CoronaNet Data - Mapping¶

I plot the amount of events of each nation using plotly's graphing capabilities. I generate a world map and use the National event counts we accumulated to view the amount of national events for each nation.

Coronavirus Events Per Nation: Analysis¶

As we can see above, Russia has the most national events from January 2020 - August 2020. Russia is followed by China, Bangladesh, and Guatemala. China and Russia have communist governments who have centralized control of the government. Guatemala and Bangladesh do have centralized control, however, they are generally poorly run governments. Government uncertainty may also be a reason for the quantity of events. These governments may have enacted, then retracted numerous events.

# Display Index data for the United States of America
indices[indices['Country'] == 'United States'].tail()

Create Index Analysis¶

In this section I build a matrix() function to calculate the relationships between DataFrames.
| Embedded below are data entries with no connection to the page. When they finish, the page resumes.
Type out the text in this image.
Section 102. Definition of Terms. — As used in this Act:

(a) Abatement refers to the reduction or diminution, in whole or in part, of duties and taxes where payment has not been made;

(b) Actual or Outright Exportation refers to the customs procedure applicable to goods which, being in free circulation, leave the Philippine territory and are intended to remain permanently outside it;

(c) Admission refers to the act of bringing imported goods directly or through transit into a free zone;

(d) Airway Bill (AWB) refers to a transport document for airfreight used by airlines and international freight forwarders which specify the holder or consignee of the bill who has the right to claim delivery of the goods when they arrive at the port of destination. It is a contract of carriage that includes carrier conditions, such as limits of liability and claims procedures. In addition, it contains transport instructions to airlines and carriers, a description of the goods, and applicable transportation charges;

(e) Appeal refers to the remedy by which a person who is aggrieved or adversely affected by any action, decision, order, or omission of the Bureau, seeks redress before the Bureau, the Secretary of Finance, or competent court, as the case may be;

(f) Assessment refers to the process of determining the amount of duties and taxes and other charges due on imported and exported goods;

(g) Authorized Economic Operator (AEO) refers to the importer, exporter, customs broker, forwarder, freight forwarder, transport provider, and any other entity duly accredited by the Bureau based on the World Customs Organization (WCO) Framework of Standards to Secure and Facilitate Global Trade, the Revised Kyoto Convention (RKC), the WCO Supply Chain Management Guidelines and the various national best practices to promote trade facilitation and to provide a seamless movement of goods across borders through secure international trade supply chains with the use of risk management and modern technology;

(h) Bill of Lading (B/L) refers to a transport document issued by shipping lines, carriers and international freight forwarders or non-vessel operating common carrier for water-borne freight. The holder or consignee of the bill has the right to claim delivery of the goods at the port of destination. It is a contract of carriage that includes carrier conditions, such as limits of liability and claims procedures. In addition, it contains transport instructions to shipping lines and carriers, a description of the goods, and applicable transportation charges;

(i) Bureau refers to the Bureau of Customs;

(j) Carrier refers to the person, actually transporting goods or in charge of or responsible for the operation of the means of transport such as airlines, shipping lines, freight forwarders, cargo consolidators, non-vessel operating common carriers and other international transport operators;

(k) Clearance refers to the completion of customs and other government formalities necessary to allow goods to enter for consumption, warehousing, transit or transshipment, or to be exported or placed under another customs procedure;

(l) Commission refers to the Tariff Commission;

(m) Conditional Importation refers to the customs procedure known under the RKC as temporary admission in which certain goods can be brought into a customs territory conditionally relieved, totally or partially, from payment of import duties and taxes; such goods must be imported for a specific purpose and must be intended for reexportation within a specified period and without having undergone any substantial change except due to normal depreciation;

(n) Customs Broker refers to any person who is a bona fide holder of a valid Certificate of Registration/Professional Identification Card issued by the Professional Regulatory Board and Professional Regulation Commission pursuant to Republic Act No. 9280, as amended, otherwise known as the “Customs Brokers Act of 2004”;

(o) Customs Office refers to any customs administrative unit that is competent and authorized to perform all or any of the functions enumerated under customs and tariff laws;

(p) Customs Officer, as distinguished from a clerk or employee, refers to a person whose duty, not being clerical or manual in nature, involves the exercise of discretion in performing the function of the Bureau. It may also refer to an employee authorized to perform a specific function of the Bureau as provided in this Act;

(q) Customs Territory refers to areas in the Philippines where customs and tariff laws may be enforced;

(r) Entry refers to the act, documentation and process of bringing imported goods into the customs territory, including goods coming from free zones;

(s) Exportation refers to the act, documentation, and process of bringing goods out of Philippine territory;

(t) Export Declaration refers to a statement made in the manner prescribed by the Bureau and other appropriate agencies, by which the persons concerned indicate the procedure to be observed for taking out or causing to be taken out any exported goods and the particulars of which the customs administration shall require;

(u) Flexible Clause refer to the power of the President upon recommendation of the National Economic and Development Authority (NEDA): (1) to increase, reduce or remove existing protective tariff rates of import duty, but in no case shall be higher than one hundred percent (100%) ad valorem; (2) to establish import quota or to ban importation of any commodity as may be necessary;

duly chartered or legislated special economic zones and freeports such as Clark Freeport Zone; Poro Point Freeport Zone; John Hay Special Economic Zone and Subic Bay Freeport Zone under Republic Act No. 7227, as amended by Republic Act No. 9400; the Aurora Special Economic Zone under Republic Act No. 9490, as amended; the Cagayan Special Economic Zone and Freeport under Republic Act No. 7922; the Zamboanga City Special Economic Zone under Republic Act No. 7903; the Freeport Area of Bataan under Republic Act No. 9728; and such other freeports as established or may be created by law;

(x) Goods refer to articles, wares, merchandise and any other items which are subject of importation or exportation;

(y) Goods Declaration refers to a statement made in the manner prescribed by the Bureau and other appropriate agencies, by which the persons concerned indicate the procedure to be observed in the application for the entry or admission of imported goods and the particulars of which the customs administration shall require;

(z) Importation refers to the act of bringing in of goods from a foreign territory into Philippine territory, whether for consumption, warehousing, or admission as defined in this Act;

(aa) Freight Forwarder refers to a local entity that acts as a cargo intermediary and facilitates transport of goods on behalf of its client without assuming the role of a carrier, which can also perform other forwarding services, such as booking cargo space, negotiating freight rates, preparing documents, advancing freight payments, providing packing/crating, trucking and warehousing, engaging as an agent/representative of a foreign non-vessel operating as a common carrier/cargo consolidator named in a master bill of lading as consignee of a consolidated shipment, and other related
I use this function to analyze the relationships between different indices and currency pairs. This function takes in a dependant column and takes the sample mean of that given dependant column through a time period. These time periods are specified by start_date and end_date. The means are sampled weekly, but can be changed by period.

# `col` is the dependent column in the matrix
# `period` is the resampling/grouping method
# `values` is the Pandas DataFrame
# `start_date` and `end_date` are date parameters
# `country_indices` are the list of tracked countries

def matrix(col,
           period='W',
           values=indices, 
           start_date=dt.datetime(2020, 2, 15), 
           end_date=dt.datetime(2020, 11, 2),
           country_indices=country_indices['Country'].to_list()):
    
    count = 0
    # Master DataFrame
    df = pd.DataFrame()
    
    for index in country_indices:   
        # Builds dataFrame if it is null
        if count == 0:
            df = values[values['Country'] == index].set_index('Date').resample(period).mean()[col].to_frame().reset_index()
            df.columns = ['Date', index]
            count += 1
            
        else: # Continually Resamples and Appends to master DataFrame
            df2 = values[values['Country'] == index].set_index('Date').resample(period).mean()[col].to_frame().reset_index()
            df2.columns = ['Date', index]
            df = pd.merge(df,
                          df2,
                          how='left',
                          on='Date')
            count += 1
    
    # Returns DataFrame between the selected dates
    df = df[(df['Date'] >= start_date) & (df['Date'] <= end_date)]
    return df.set_index('Date')

# Gets variance of volotility over March and April 2020: the main effect of COVID-19 of markets
variance = matrix(col='Volatility', period='W', start_date=dt.datetime(2020, 3, 1), end_date=dt.datetime(2020, 5, 1)).var().to_frame()
variance.columns = ['Variance'] 

# Plots the Variance in ascending order based on total variance in volatility
variance.sort_values('Variance').plot.bar(title='Variance of Percent Changes', figsize=(12, 6))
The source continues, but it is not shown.